I will buy soon a preloaded map ,but in the mean time I wolud like to store some self discovered trails and be sure to have them in the SD card.

So here are the questions:

-Any SD card would work ?? 

-How do I make myself sure I can store stuff into it rather than into the device memory ?? Does the system let me choose this at the moment ??



Cheers
Andrea,Italy


----------



## smilinsteve (Jul 21, 2009)

Devastazione said:


> I will buy soon a preloaded map ,but in the mean time I wolud like to store some self discovered trails and be sure to have them in the SD card.
> 
> So here are the questions:
> 
> ...


I have purchased a lot of SD cards and never had a problem with buying the cheap brands or whatever is on sale. 
You have to be sure that you stay within the capacity limits of the device.
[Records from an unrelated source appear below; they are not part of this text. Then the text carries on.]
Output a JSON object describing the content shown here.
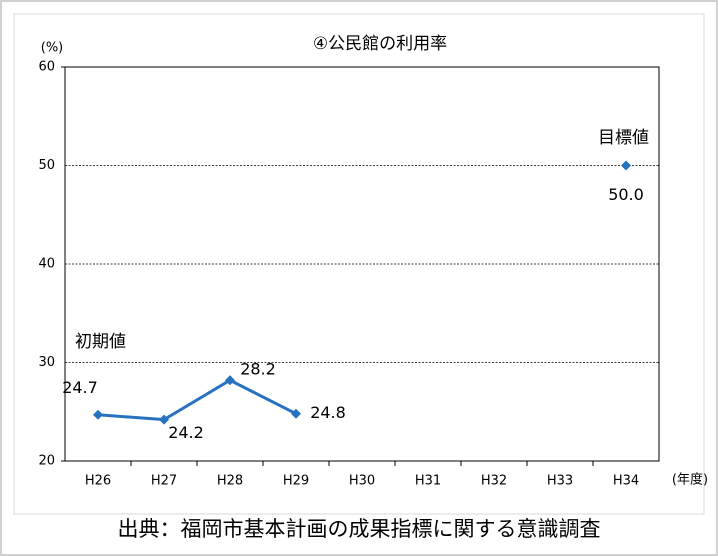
{
  "chart_data": {
    "type": "line",
    "title": "④公民館の利用率",
    "y_label": "(%)",
    "x_label": "(年度)",
    "categories": [
      "H26",
      "H27",
      "H28",
      "H29",
      "H30",
      "H31",
      "H32",
      "H33",
      "H34"
    ],
    "series": [
      {
        "color": "#2672c0",
        "values": [
          24.7,
          24.2,
          28.2,
          24.8,
          null,
          null,
          null,
          null,
          50.0
        ],
        "value_labels": [
          "24.7",
          "24.2",
          "28.2",
          "24.8",
          null,
          null,
          null,
          null,
          "50.0"
        ]
      }
    ],
    "ylim": [
      20,
      60
    ],
    "yticks": [
      20,
      30,
      40,
      50,
      60
    ],
    "grid": true,
    "annotations": [
      "初期値",
      "目標値"
    ],
    "source": "出典：福岡市基本計画の成果指標に関する意識調査"
  }
}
And just to be clear, its a micro SD card you need. 
I'm not sure what Garmin recommends, but I've read that the 4 gb cards work fine, and that is a lot of capacity.


----------



## Devastazione (Dec 16, 2009)

Thanks Steve.

Does the screens somehow let you know the Micrdo SD is inside or the system just uses it for it's intended use ???


----------



## slocaus (Jul 21, 2005)

Devastazione said:


> I will buy soon a preloaded map ,but in the mean time I wolud like to store some self discovered trails and be sure to have them in the SD card.
> 
> So here are the questions:
> 
> ...


Look at these two sites for free maps before you buy a preloaded card.
GPS File Depot for Topo and Street Maps
Free routable maps for Garmin brand GPS devices for Street Maps


----------



## jkmacman (Mar 5, 2009)

i have 2 gps's that use the san disk.

the droid has a 2 gig mini. i use about 75% for mp3, and yesterday reached capacity filling up w/jpg. I have saved gpx files that i created but the files are small about 300k.

on my delorme, i loaded the states that are nearby to me on the sandisk. on the pn-40, you can save only gpx of waypoints files ( available w/ firmware upgrade last month ) regular gpx files are saved on the unit itself. 
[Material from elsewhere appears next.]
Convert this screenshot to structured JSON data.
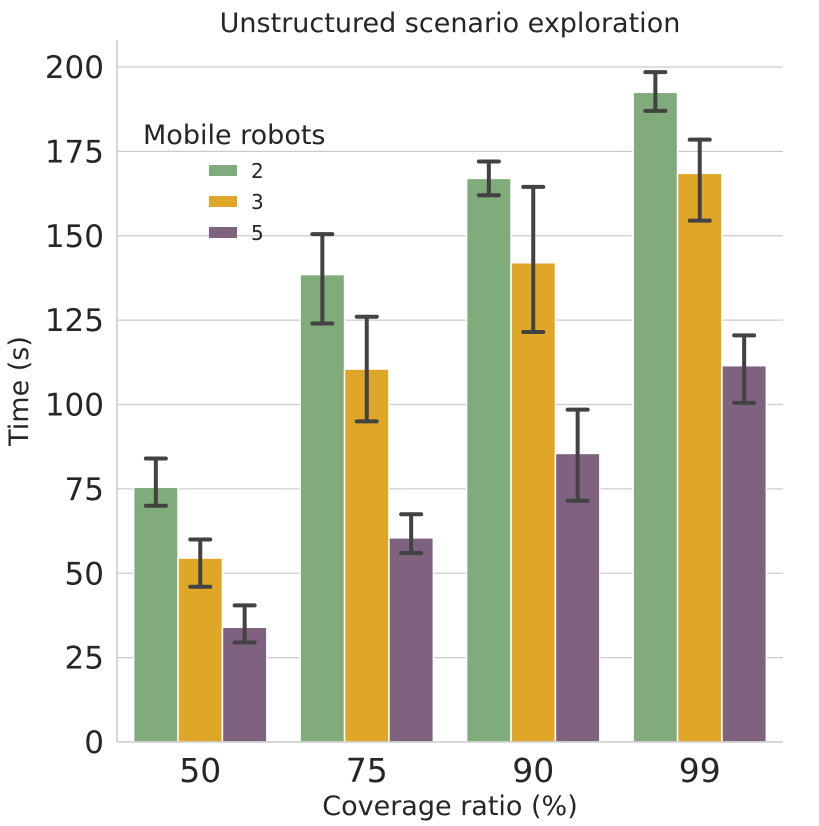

i have 2 garmins, but they don't use san disks. the disks cost a few bucks at staples blank. it might be cheaper to buy blanks and subscribe online for downloads. i need basemaps myself for my droid, since sometimes it drops the signal and the screen comes up blank


----------



## smilinsteve (Jul 21, 2009)

Devastazione said:


> Thanks Steve.
> 
> Does the screens somehow let you know the Micrdo SD is inside or the system just uses it for it's intended use ???


I haven't put maps on my SD card lately so I can't remember exactly how it works. I think the Mapsource software guides you to the SD card when you want to download a map to it. Once its on there, the Garmin doesn't differentiate between the internal and card memory for maps. there are some things that don't go on card memory however. IIRC, tracks and waypoints are only stored on internal memory and the number is limited. I can't remember if you can save tracks to card memory or not. I think you can, but the garmin doesn't access it.


----------